Prof. Bernd-R. Sonnen, 70, Kriminologe und Rechtswissenschaftler aus Hamburg

1. Hamburger Abendblatt:

Der Europäische Gerichtshof für Menschenrechte hat Deutschland erneut wegen der Sicherungsverwahrung gerügt. Müssen Schwerverbrecher ihre Rechte in Deutschland an der Zellentür abgeben?

Prof. Bernd-Rüdeger Sonnen:

Ganz so ist es nicht. Die Entscheidung liegt auf der Linie der dort bisher vertretenen Meinung. Deutschland hat darauf bereits reagiert. Am 8. Februar wird das Bundesverfassungsgericht zum Thema tagen.

2. Hamburg prüft die Unterbringung Ex-Sicherungsverwahrter in der Krankenstation des Untersuchungsgefängnisses. Ist das Haft mit anderen Mitteln?

Sonnen:

Letztlich schon. Aber es wäre konform mit dem Richterspruch aus Straßburg. Denn es hätte formal nichts mehr mit Strafhaft und Vollzug zu tun, sondern mit medizinischen Erfordernissen.

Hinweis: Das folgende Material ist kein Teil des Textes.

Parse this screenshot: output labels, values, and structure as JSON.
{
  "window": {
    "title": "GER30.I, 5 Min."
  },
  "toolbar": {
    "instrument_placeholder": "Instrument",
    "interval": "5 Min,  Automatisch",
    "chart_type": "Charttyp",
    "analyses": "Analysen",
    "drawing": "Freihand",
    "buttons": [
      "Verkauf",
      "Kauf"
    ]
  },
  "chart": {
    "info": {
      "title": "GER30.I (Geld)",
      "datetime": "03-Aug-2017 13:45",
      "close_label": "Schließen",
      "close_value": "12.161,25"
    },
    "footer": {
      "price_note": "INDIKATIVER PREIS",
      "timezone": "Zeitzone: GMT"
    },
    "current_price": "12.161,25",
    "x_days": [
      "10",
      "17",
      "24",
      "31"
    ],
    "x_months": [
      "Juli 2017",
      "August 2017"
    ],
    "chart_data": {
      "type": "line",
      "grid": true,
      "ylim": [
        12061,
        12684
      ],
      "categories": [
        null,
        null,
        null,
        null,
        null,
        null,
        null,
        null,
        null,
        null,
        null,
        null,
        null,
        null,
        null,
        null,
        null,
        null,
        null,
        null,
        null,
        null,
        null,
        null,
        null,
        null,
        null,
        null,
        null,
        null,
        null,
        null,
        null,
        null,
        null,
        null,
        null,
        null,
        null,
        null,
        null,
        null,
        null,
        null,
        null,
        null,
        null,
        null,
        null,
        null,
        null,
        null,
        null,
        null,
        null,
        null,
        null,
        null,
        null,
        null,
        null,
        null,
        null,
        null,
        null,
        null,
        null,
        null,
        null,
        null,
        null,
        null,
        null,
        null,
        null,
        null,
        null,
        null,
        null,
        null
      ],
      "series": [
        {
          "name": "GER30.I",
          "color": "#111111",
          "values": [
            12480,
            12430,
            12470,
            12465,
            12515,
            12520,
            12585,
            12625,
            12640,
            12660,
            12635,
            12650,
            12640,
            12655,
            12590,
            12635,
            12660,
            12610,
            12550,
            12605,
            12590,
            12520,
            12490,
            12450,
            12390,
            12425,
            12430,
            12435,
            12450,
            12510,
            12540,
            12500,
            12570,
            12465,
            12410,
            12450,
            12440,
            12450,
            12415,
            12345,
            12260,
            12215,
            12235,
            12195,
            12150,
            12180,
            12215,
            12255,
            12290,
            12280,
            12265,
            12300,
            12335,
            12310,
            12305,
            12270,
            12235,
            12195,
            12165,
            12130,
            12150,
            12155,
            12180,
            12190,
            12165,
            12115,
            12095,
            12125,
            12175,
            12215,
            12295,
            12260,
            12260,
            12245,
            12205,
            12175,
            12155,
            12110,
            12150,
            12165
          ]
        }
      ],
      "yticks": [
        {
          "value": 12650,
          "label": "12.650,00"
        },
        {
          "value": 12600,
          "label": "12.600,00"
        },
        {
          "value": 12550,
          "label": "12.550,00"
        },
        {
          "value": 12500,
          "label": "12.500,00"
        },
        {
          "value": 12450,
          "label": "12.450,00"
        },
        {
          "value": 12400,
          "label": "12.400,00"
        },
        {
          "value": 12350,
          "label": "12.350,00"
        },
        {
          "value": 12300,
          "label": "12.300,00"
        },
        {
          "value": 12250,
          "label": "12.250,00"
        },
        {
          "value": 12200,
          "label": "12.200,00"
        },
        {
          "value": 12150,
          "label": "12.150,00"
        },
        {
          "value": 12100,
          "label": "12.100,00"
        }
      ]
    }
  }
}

3. In naher Zukunft werden weitere Sicherungsverwahrte entlassen. Kommen derartige Überlegungen nicht viel zu spät?

Sonnen:

Diese Fragen werden durchaus in Deutschland schon länger erörtert. Die Probleme sind bekannt, aber noch lange nicht gelöst. Wirklich schwierig wird es, wenn Ex-Häftlinge auf ihre Entlassung nicht vorbereitet werden können. Die Zahl der betroffenen Personen ist aber überschaubar klein.

4. In der Bevölkerung hat sich eine massive Angst vor diesen Menschen breitgemacht. Wie kann man der begegnen?

Sonnen:

Da werden Schreckgespenster an die Wand gemalt. Die Gefährdungsrisiken werden oft als zu hoch dargestellt. Die Betreffenden sind meist Dutzende Jahre in Haft und Unterbringung gewesen. In den allermeisten Fällen wird sich an ihrer Persönlichkeit viel geändert haben. Zudem gibt es ja gerade auch bei Sexualstraftätern oft eine dem Alter geschuldete biologische Unwahrscheinlichkeit, dass sie noch mal in alte Verhaltensmuster zurückfallen.

5. Müssen wir mit weiteren Vorschriften aus Straßburg rechnen, die den Umgang mit Sicherungsverwahrten betreffen?

Sonnen:

Das kommt auf die Entscheidung des Bundesverfassungsgerichtes an. Im Gegensatz zu Straßburg sehen die Karlsruher Richter sehr wohl einen Unterschied zwischen Haft und dem Festhalten eines Ex-Gefangenen wegen dessen prognostizierter Gefährlichkeit.